Dans la vie, chacun aspire à être reconnu pour ce qu’il est. La déshumanisation des soins aux patients, depuis la dernière réforme du système de la santé en 2015, a souvent été dénoncée. Cette réforme avait sûrement la bonne intention d’améliorer le système. Cependant, on a tenté de contrôler la variable la plus complexe à gérer : l’être humain. Qu’en est-il de la déshumanisation de la profession infirmière depuis cette réforme ?

Depuis le début de ma carrière en tant qu’infirmière, les plus beaux compliments reçus de la part de mes patients ont été : merci Karine de ta présence, merci de ton sourire et de ton écoute. La bienveillance, l’empathie et la relation humaine sont des notions qui font partie intégrante de cette profession. Je dirais même qu’elles sont des valeurs fondamentales.

Que se passe-t-il lorsque nos valeurs profondes sont bafouées et que la gestion du système dont on fait partie a pour objectif le rendement, et cela, au détriment de l’être humain ? La situation offre deux options : affronter la contradiction de nos propres valeurs avec celle du système ou fuir. Comme on l’a constaté, plusieurs infirmières du réseau ont choisi la fuite ces dernières années.

Lien de confiance

La cause est simple: comme dans toute relation infirmière-patient  la base est la création du lien de confiance. Dans ce cas-ci, je dirais que le lien de confiance entre les infirmières du réseau et les gestionnaires du système est à soigner. Sur une échelle de 1 à 10 où 1 est une confiance quasi inexistante et 10 une confiance inébranlable, de façon subjective, je l’évalue à 5. Il est temps que la balance penche du bon côté. La justification de ce 5 m’apparaît être la déshumanisation des infirmières.

À la lumière des négociations récentes entre les infirmières et le ministère pour le renouvellement de leur convention, le ton démontre un manque de bonne volonté de la part du gouvernement.
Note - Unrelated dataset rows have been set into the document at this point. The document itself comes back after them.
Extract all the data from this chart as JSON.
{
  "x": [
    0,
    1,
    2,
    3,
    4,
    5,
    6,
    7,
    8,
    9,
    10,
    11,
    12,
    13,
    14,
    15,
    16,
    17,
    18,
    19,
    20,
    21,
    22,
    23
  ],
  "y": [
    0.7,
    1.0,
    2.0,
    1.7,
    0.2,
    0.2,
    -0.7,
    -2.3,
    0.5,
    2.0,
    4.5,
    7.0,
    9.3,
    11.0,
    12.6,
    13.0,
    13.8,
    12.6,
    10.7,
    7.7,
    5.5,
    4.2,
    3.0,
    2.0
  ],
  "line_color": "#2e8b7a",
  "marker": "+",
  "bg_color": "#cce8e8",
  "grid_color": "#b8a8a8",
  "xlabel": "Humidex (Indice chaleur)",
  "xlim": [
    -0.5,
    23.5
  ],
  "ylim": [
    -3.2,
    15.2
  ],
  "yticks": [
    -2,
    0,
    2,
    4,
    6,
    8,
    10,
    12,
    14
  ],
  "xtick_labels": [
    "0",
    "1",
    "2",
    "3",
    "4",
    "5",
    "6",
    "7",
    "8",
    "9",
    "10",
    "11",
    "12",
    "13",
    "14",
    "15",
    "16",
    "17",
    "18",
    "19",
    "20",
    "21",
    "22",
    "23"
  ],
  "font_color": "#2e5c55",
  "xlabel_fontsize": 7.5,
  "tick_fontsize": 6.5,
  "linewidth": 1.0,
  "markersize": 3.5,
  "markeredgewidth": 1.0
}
La déshumanisation des infirmières dans les négociations a ramené celles-ci à des chiffres en pourcentage d’augmentation de salaire répartie sur les prochaines années. Mais en dessous de tous ces chiffres, rappelez-vous qu’une infirmière est une professionnelle de la santé qui a les compétences requises pour pratiquer, régis par un ordre professionnel strict. Rappelons-nous que la difficulté de l’examen d’admission à la profession de l’OIIQ a été remise en question dans la dernière année.

Mon savoir d’infirmière m’amène à « prescrire » ceci : augmentez la dose de reconnaissance des compétences infirmières et leur valorisation ! Je ne fais pas allusion à la reconnaissance paternaliste qui nous qualifie d’anges gardiens en temps de crise, je parle ici de respect des savoirs et des compétences infirmières dans le système de santé et de l’humanisation de la profession.

Voici ma vision humaniste de la profession infirmière : 1) Reconnaître l’infirmière avec ses compétences et miser sur son pouvoir d’agir en encourageant le leadership infirmier ; 2) Prendre en considération l’environnement dans lequel l’infirmière évolue (familial, social, socioculturel) ; 3) Prendre en considération sa propre interprétation de son rôle de professionnelle dans le système de la santé ; 4) L’accompagner dans ses objectifs professionnels dans la pratique.

Prendre soin des infirmières du Québec, c’est contribuer à soigner des individus, une population et une société tout entière. L’envergure de la nouvelle agence de la santé du ministre Christian Dubé va-t-elle diminuer les occasions d’expression du leadership infirmier ? J’espère sincèrement que cette nouvelle réforme n’aura pas l’effet de réduire les infirmières et tous les professionnels de la santé à de simples chiffres, à un numéro d’employé.